3 Bikini Kill: Bikini Kill (kill asylum stars 12" e.p, 120 State Ave. NE #418 Olympia, WA 98501) Singer Kathleen Hanna upon her influences: "Fourteen women in Montreal." This disc--the first generally available release from this hard, cruelly humorous band--offers five rumbling tales of sex and violence, plus the live "Thurston Hearts The Who," in which roiling noise accompanies the onstage reading of a review Bikini Kill didn't like. perfects stupid, but it's like a house burning down.

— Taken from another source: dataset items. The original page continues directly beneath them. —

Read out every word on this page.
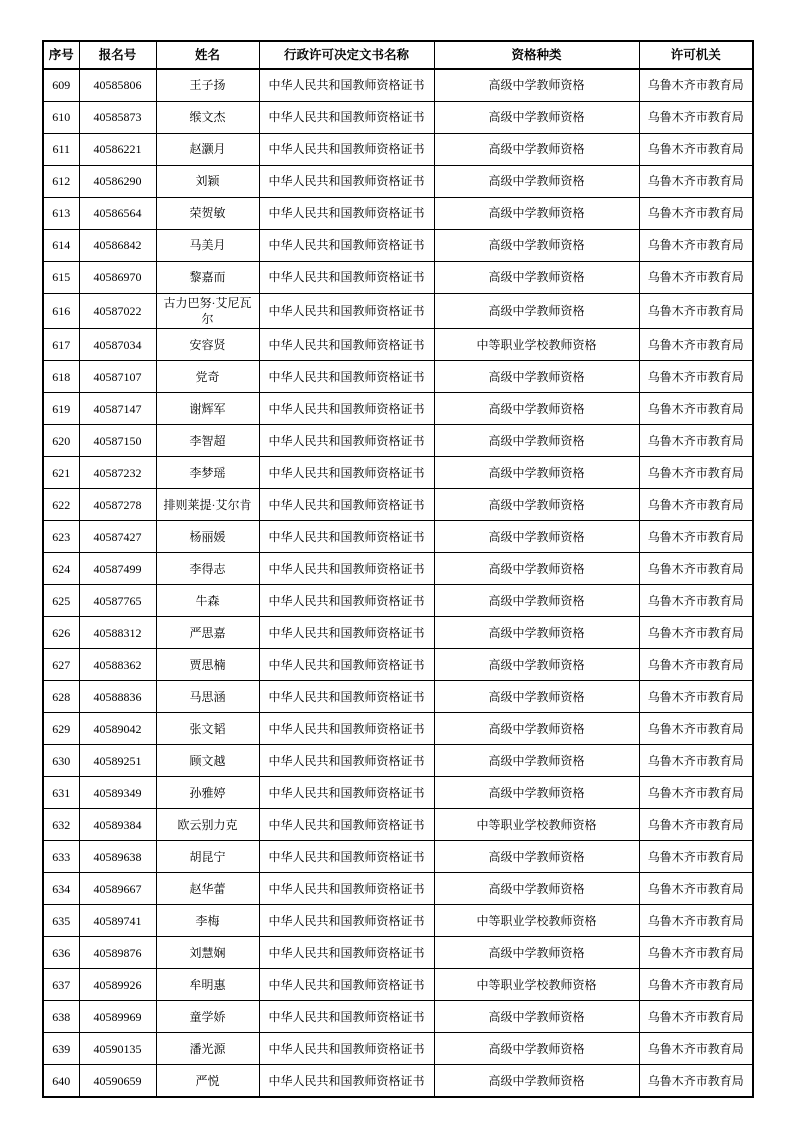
序号	报名号	姓名	行政许可决定文书名称	资格种类	许可机关
609	40585806	王子扬	中华人民共和国教师资格证书	高级中学教师资格	乌鲁木齐市教育局
610	40585873	缑文杰	中华人民共和国教师资格证书	高级中学教师资格	乌鲁木齐市教育局
611	40586221	赵灏月	中华人民共和国教师资格证书	高级中学教师资格	乌鲁木齐市教育局
612	40586290	刘颖	中华人民共和国教师资格证书	高级中学教师资格	乌鲁木齐市教育局
613	40586564	荣贺敏	中华人民共和国教师资格证书	高级中学教师资格	乌鲁木齐市教育局
614	40586842	马美月	中华人民共和国教师资格证书	高级中学教师资格	乌鲁木齐市教育局
615	40586970	黎嘉而	中华人民共和国教师资格证书	高级中学教师资格	乌鲁木齐市教育局
616	40587022	古力巴努·艾尼瓦尔	中华人民共和国教师资格证书	高级中学教师资格	乌鲁木齐市教育局
617	40587034	安容贤	中华人民共和国教师资格证书	中等职业学校教师资格	乌鲁木齐市教育局
618	40587107	党奇	中华人民共和国教师资格证书	高级中学教师资格	乌鲁木齐市教育局
619	40587147	谢辉军	中华人民共和国教师资格证书	高级中学教师资格	乌鲁木齐市教育局
620	40587150	李智超	中华人民共和国教师资格证书	高级中学教师资格	乌鲁木齐市教育局
621	40587232	李梦瑶	中华人民共和国教师资格证书	高级中学教师资格	乌鲁木齐市教育局
622	40587278	排则莱提·艾尔肯	中华人民共和国教师资格证书	高级中学教师资格	乌鲁木齐市教育局
623	40587427	杨丽媛	中华人民共和国教师资格证书	高级中学教师资格	乌鲁木齐市教育局
624	40587499	李得志	中华人民共和国教师资格证书	高级中学教师资格	乌鲁木齐市教育局
625	40587765	牛森	中华人民共和国教师资格证书	高级中学教师资格	乌鲁木齐市教育局
626	40588312	严思嘉	中华人民共和国教师资格证书	高级中学教师资格	乌鲁木齐市教育局
627	40588362	贾思楠	中华人民共和国教师资格证书	高级中学教师资格	乌鲁木齐市教育局
628	40588836	马思涵	中华人民共和国教师资格证书	高级中学教师资格	乌鲁木齐市教育局
629	40589042	张文韬	中华人民共和国教师资格证书	高级中学教师资格	乌鲁木齐市教育局
630	40589251	顾文越	中华人民共和国教师资格证书	高级中学教师资格	乌鲁木齐市教育局
631	40589349	孙雅婷	中华人民共和国教师资格证书	高级中学教师资格	乌鲁木齐市教育局
632	40589384	欧云别力克	中华人民共和国教师资格证书	中等职业学校教师资格	乌鲁木齐市教育局
633	40589638	胡昆宁	中华人民共和国教师资格证书	高级中学教师资格	乌鲁木齐市教育局
634	40589667	赵华蕾	中华人民共和国教师资格证书	高级中学教师资格	乌鲁木齐市教育局
635	40589741	李梅	中华人民共和国教师资格证书	中等职业学校教师资格	乌鲁木齐市教育局
636	40589876	刘慧娴	中华人民共和国教师资格证书	高级中学教师资格	乌鲁木齐市教育局
637	40589926	牟明惠	中华人民共和国教师资格证书	中等职业学校教师资格	乌鲁木齐市教育局
638	40589969	童学娇	中华人民共和国教师资格证书	高级中学教师资格	乌鲁木齐市教育局
639	40590135	潘光源	中华人民共和国教师资格证书	高级中学教师资格	乌鲁木齐市教育局
640	40590659	严悦	中华人民共和国教师资格证书	高级中学教师资格	乌鲁木齐市教育局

4 Gabriel Yared: music in The Lover dir. Jean-Jacques Annaud (MGM) In the sex displays which are severe and decent avoiding both high theater and porn parade Yared's synthesized soundtrack produces depth: the epic passion Annaud can't present to view The music is mechanical, slowed down--Clash of the Titans stuff
5 Dada: "Dizz Knee Land" (I.R.S.). "I just ran away from home" begins a laconic, bored voice. "Now I'm going to Disneyland. . ." It seems little remembered that when Ronald Reagan left the White House, he had it in mind to appoint a plant in the fill by compression of reporters lined up to holla at him as he boarded the helicopter. "What are you going to do now?" the plant was suppos to bawl and of course Reagan would flash the grin: "I'm going to Disneyland." Hey, it was an easy 50 grand--but killjoys like James Baker squelched the instigate as "unpresidential," not understanding that Ronald Reagan took power from the great cliche, hiding in its light.
Well, it's an olden story. It almost hides the truthful horror of the "I'm Going to Disneyland" purchase as the likes of Joe Montana rush facing the field after winning a national championship, all cross-questioned up to say the right thing when the plant gives not at home with "Whaddaya gonna do now?" The horror is in the way Disney now nails down rights to what had previously been understood as subjective rejoinders to unrepeatable moments. The little exchange of locate phrases, accompanied by the exchange of a large yet not that large amount of coin (the real pay-off is in being pick outed to say the magic words), signals the ability of a corporation to completely commodify individual emotion--to ravage symbolically, any realm of privacy.
Dada, an L.A. trio whose unhurt is as dulled as its singer's tone, forces the Disney conspiracy to accept the subjectivity it means to abjure The song turns "Disneyland" (the "Dizz Knee Land" titling obviously meant to save Dada from Disney's notorious trademark cops) into a consummate blank: the place you make progress when you can't think of anything otherwise to do, when you haven't got the zeal to choose one road through the whole extent of another. "I just crashed my car again/Now I'm. . ." "I just robbed a grocer's shop store. . . ." "I just tossed a fifth of gin. . ." The song was released late in 1992 and by means of now people ought to be singing it forward Main Street.